First Three Graduate Nurses of the Philippines
(Third of a series)
(Editor's note: This is a reprint of the booklet published by the author)
Unforgettable Experience with the Witch
While Felipa was the lone nurse-trainee then from 1901-1905, she related an unforgettable experience with some superstitious patients who were afraid to be treated by the white doctors and nurses. She recounted one incident when Dr. Hall brought a female patient in her early 40's from a distant barrio in Leon town, Iloilo, in the course of his visitation with sick people and at the same time preaching the Word of God. The lady patient had wounds all over her body inflicted by a sharp bolo for she was accused by her father-in-law of having eaten her daughter. Felipa was the lone nurse-trainee on duty assigned to care for the so-called witch patient. Felipa had a male companion that evening who took care of the cleanliness of the hospital rooms. He was requested by Felipa to stay with her as she too was also afraid of the witch patient who kept on making weird sounds. Mrs. Hall made a round of the hospital that evening and she visited Felipa's demonic patient who was agonizing from bolo wounds all over her body. Mrs. Hall told Felipa to give the patient soft diet that evening. She obeyed the head nurse's instruction and gave the weird patient rice porridge and boiled fish that evening. At midnight, Felipa heard an eerie sound coming from the thick shrubs and trees near the room of the female patient. She kept moving uneasily from side to side in her bed. Felipa called the boy and told him about the patient's behavior and her reaction to the noise coming from outside the room. The boy told Felipa that the weird sound was that of a black bird ("tiktik") as the patient was believed to be an "aswang" (witch). Without Felipa's knowing it, the boy burned a piece of carabao horn and placed in underneath the bed of the witch patient to test her whether she was really an "aswang" (witch) together with the eerie sound coming from the thick shrubs and trees. The patient cried aloud when she smelled the smoke and felt the heat under her bed. Felipa who was visiting another patient ran to see what happened and the boy confirmed that the patient was really an "aswang". Felipa ordered the boy to remove the burning horn under the patient's bed as the agonizing sound might awaken the American doctors and Mrs. Hall.
Bone Inside Mouth of Witch Woman
The following morning, the doctor made a round of his patients and one of those they visited was the unruly woman who was wounded in many parts of the body by her father-in-law as she was said to be a witch. The doctor found inside the mouth of the female patient a big bone. Mrs. Hall was called and she asked Felipa what food she gave the patient that evening and the young nursing-trainee answered that she gave a soft diet meal. "But why it is that a big bone was found inside the mouth of the patient?" asked the American nurse. "You see Mrs. Hall, there was a weird sound coming from the thick brushes midnight last night and the patient kept on moving from side to side on her bed as if somebody was hurting her," Felipa told the American nurse. "Oh, Felipa, I don't believe in witches and the fact that a bone was found inside the patient's mouth, no doubt you gave her meatbone and a full diet meal," Mrs. Hall said.

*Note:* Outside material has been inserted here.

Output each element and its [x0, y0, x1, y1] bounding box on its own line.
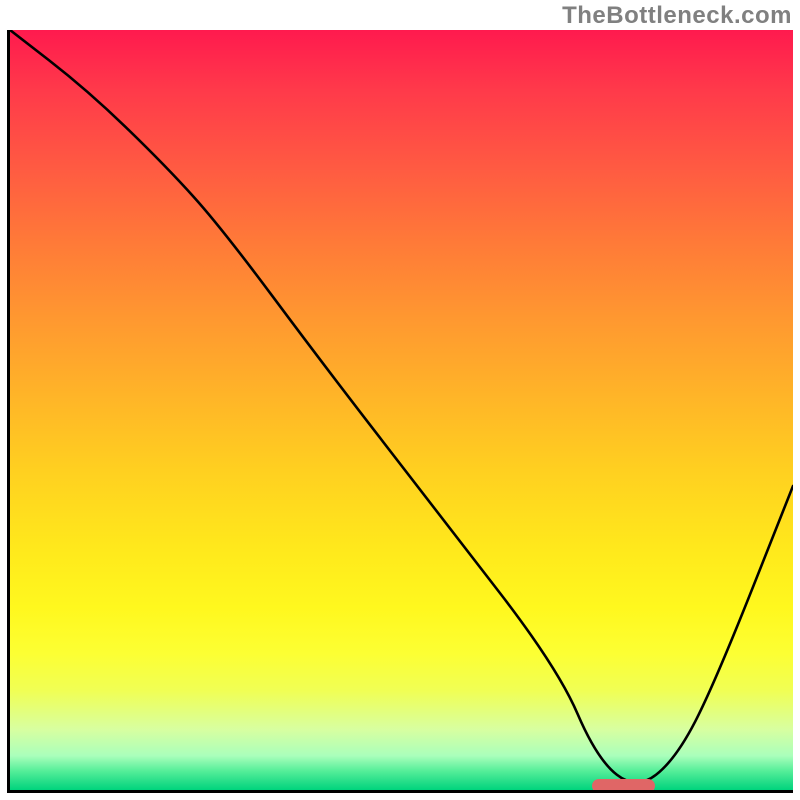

Felipa and the hospital boy were certain that a "talonon" (wild witch) was hiding behind the thick brushes and trees that late evening. But the Americans did not believe the confession of both Felipa and the hospital boy. The day following, the weird female patient was transferred to another room away from the thick brushes. Since there was no other lady nursing-aide in the hospital at the time, Felipa was again tasked to watch the witch patient that evening. She did not allow the hospital boy to put incense and live charcoal under the bed of the woman patient. That evening, Felipa recalled, the patient was no longer bothered by a weird sound as the bed of the witchwoman was far from the thick brushes and trees. Morning came and Mrs. Hall examined the female patient and found no more bone inside her mouth. Although the Americans were skeptical about local witches' presence in the hospital surrounding, they ordered the trimming of the thick shrubs and fell down trees fronting the hospital rooms. Except for the howling of the dogs in late evening, no weird sounds had been heard near the hospital during midnight and in the wee hours of the morning.